São Paulo, sexta-feira, 1 de dezembro de 1995
Texto Anterior | Próximo Texto | Índice

Privilégios mantidos

JOSIAS DE SOUZA

BRASÍLIA - O papel, como se sabe, aceita tudo. Sobre uma folha em branco pode-se despejar qualquer coisa.
Os constituintes de 88 plantaram sobre a folha virgem alguns dos mais fantásticos delírios. Eles estão por toda a parte.
Experimente-se abrir aleatoriamente a "cidadã". Tome-se o artigo 227: "É dever da família, da sociedade e do Estado assegurar à criança e ao adolescente, com absoluta prioridade, o direito à vida, à saúde, à alimentação, à educação, ao lazer, à profissionalização, à cultura, à dignidade, ao respeito, à liberdade e à convivência familiar e comunitária, além de colocá-los a salvo de toda forma de negligência, discriminação, exploração, violência, crueldade e opressão".
O constituinte decerto pensou num Brasil sem meninos de rua. Escreveu que a família, a sociedade e o Estado deveriam fazer isso e aquilo. E imaginou que fariam mesmo. O problema é que, embora aceite tudo, o papel ainda não é capaz de transformar bobagens em realidade.
Assim, a despeito da generosidade que exala do artigo 227, as ruas continuam apinhadas de meninos de rua. Não há vacas abandonadas. Mas os meninos desassistidos estão em cada esquina.
Pois bem. Resolveu-se reformar a Constituição. Supôs-se que um dos objetivos seria o de aproximá-la da realidade. Mas há deputados que continuam abusando da boa vontade do papel.
É o caso de Euler Ribeiro (PMDB-AM), relator do projeto de reforma da Previdência. O deputado preservou em seu relatório alguns dos mais abjetos privilégios bancados com dinheiro público. Esqueceu-se que, como tudo na vida, também a capacidade dos cofres do Estado tem limites.
Ribeiro manteve, por exemplo, os institutos de previdência de congressistas, deputados estaduais e vereadores. Tais institutos permitem a aposentadoria de parlamentares após oito anos, o tempo de dois mandatos. Uma excrescência.
O projeto de Ribeiro ainda permite que funcionários públicos inativos ganhem 35% mais que o salário do presidente da República (R$ 8.500,00), teto da administração. Mais: todo inativo teria direito a qualquer vantagem oferecida ao funcionário da ativa. De duas uma: ou Ribeiro é mais um sonhador ou um irresponsável.

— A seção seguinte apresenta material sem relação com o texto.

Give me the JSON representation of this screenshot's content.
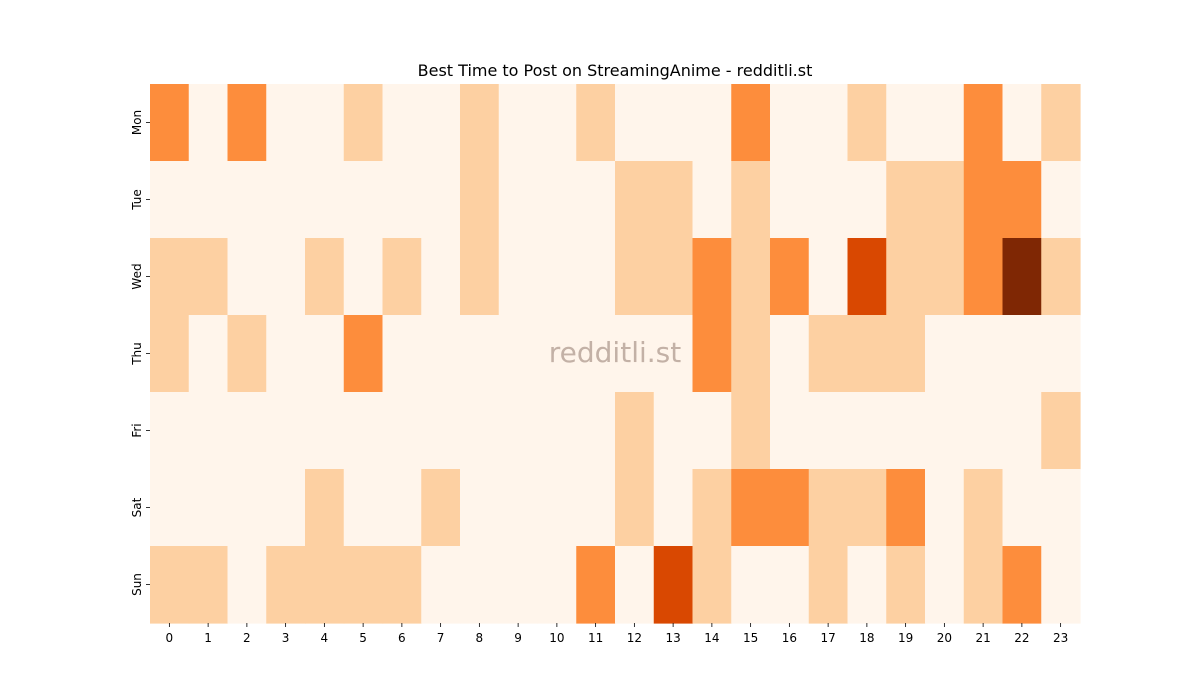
{
  "chart_data": {
    "type": "heatmap",
    "title": "Best Time to Post on StreamingAnime - redditli.st",
    "xlabel": "",
    "ylabel": "",
    "x_labels": [
      "0",
      "1",
      "2",
      "3",
      "4",
      "5",
      "6",
      "7",
      "8",
      "9",
      "10",
      "11",
      "12",
      "13",
      "14",
      "15",
      "16",
      "17",
      "18",
      "19",
      "20",
      "21",
      "22",
      "23"
    ],
    "y_labels": [
      "Mon",
      "Tue",
      "Wed",
      "Thu",
      "Fri",
      "Sat",
      "Sun"
    ],
    "values": [
      [
        2,
        0,
        2,
        0,
        0,
        1,
        0,
        0,
        1,
        0,
        0,
        1,
        0,
        0,
        0,
        2,
        0,
        0,
        1,
        0,
        0,
        2,
        0,
        1
      ],
      [
        0,
        0,
        0,
        0,
        0,
        0,
        0,
        0,
        1,
        0,
        0,
        0,
        1,
        1,
        0,
        1,
        0,
        0,
        0,
        1,
        1,
        2,
        2,
        0
      ],
      [
        1,
        1,
        0,
        0,
        1,
        0,
        1,
        0,
        1,
        0,
        0,
        0,
        1,
        1,
        2,
        1,
        2,
        0,
        3,
        1,
        1,
        2,
        4,
        1
      ],
      [
        1,
        0,
        1,
        0,
        0,
        2,
        0,
        0,
        0,
        0,
        0,
        0,
        0,
        0,
        2,
        1,
        0,
        1,
        1,
        1,
        0,
        0,
        0,
        0
      ],
      [
        0,
        0,
        0,
        0,
        0,
        0,
        0,
        0,
        0,
        0,
        0,
        0,
        1,
        0,
        0,
        1,
        0,
        0,
        0,
        0,
        0,
        0,
        0,
        1
      ],
      [
        0,
        0,
        0,
        0,
        1,
        0,
        0,
        1,
        0,
        0,
        0,
        0,
        1,
        0,
        1,
        2,
        2,
        1,
        1,
        2,
        0,
        1,
        0,
        0
      ],
      [
        1,
        1,
        0,
        1,
        1,
        1,
        1,
        0,
        0,
        0,
        0,
        2,
        0,
        3,
        1,
        0,
        0,
        1,
        0,
        1,
        0,
        1,
        2,
        0
      ]
    ],
    "value_range": [
      0,
      4
    ],
    "colormap": [
      "#fff5eb",
      "#fdd0a2",
      "#fd8d3c",
      "#d94801",
      "#7f2704"
    ],
    "colorbar": false,
    "grid": false,
    "watermark": "redditli.st"
  }
}
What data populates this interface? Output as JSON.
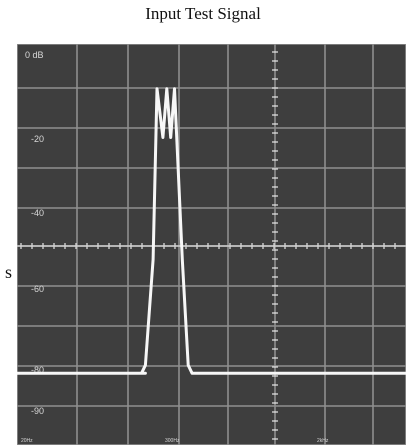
{
  "title": "Input Test Signal",
  "side_fragment": "s",
  "scope": {
    "y_labels": [
      "0 dB",
      "-20",
      "-40",
      "-60",
      "-80",
      "-90"
    ],
    "x_labels": [
      "20Hz",
      "300Hz",
      "2kHz"
    ],
    "colors": {
      "screen_bg": "#3e3e3e",
      "grid": "#8f8f8f",
      "trace": "#f7f7f7",
      "label": "#d8d8d8"
    }
  },
  "chart_data": {
    "type": "line",
    "title": "Input Test Signal",
    "xlabel": "",
    "ylabel": "",
    "y_tick_labels": [
      "0 dB",
      "-20",
      "-40",
      "-60",
      "-80",
      "-90"
    ],
    "x_tick_labels": [
      "20Hz",
      "300Hz",
      "2kHz"
    ],
    "series": [
      {
        "values_db": [
          -80,
          -80,
          -80,
          -80,
          -78,
          -52,
          -10,
          -22,
          -10,
          -22,
          -10,
          -52,
          -78,
          -80,
          -80,
          -80,
          -80,
          -80
        ],
        "x_positions": [
          0.0,
          0.2,
          0.33,
          0.32,
          0.33,
          0.35,
          0.36,
          0.375,
          0.385,
          0.395,
          0.405,
          0.425,
          0.44,
          0.45,
          0.6,
          0.8,
          0.9,
          1.0
        ]
      }
    ]
  }
}
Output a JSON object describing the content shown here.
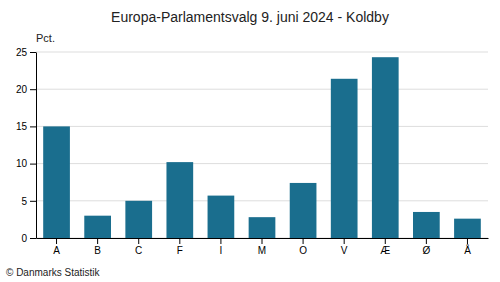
{
  "chart_data": {
    "type": "bar",
    "title": "Europa-Parlamentsvalg 9. juni 2024 - Koldby",
    "ylabel": "Pct.",
    "footer": "© Danmarks Statistik",
    "categories": [
      "A",
      "B",
      "C",
      "F",
      "I",
      "M",
      "O",
      "V",
      "Æ",
      "Ø",
      "Å"
    ],
    "values": [
      15.0,
      3.0,
      5.0,
      10.2,
      5.7,
      2.8,
      7.4,
      21.4,
      24.3,
      3.5,
      2.6
    ],
    "color": "#1a6e8e",
    "ylim": [
      0,
      25
    ],
    "yticks": [
      0,
      5,
      10,
      15,
      20,
      25
    ],
    "grid": true
  }
}
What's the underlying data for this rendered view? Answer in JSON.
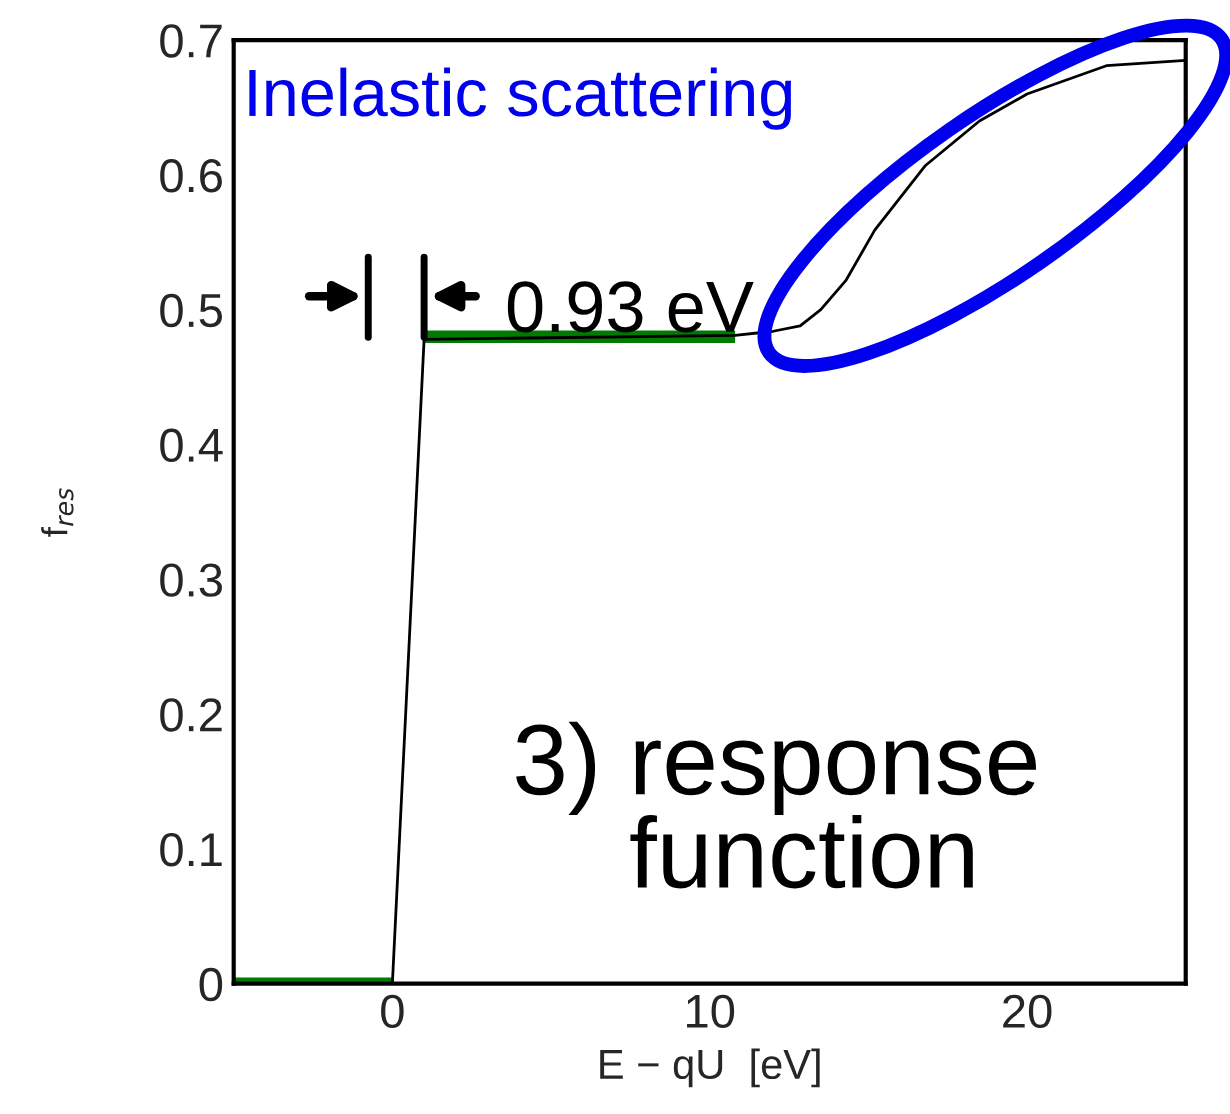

Texto Anterior: Chove, governo ladrão
Próximo Texto: Cadáveres emparedados
Índice


Clique aqui para deixar comentários e sugestões para o ombudsman.


Copyright Empresa Folha da Manhã S/A. Todos os direitos reservados. É proibida a reprodução do conteúdo desta página em qualquer meio de comunicação, eletrônico ou impresso, sem autorização escrita da Folhapress.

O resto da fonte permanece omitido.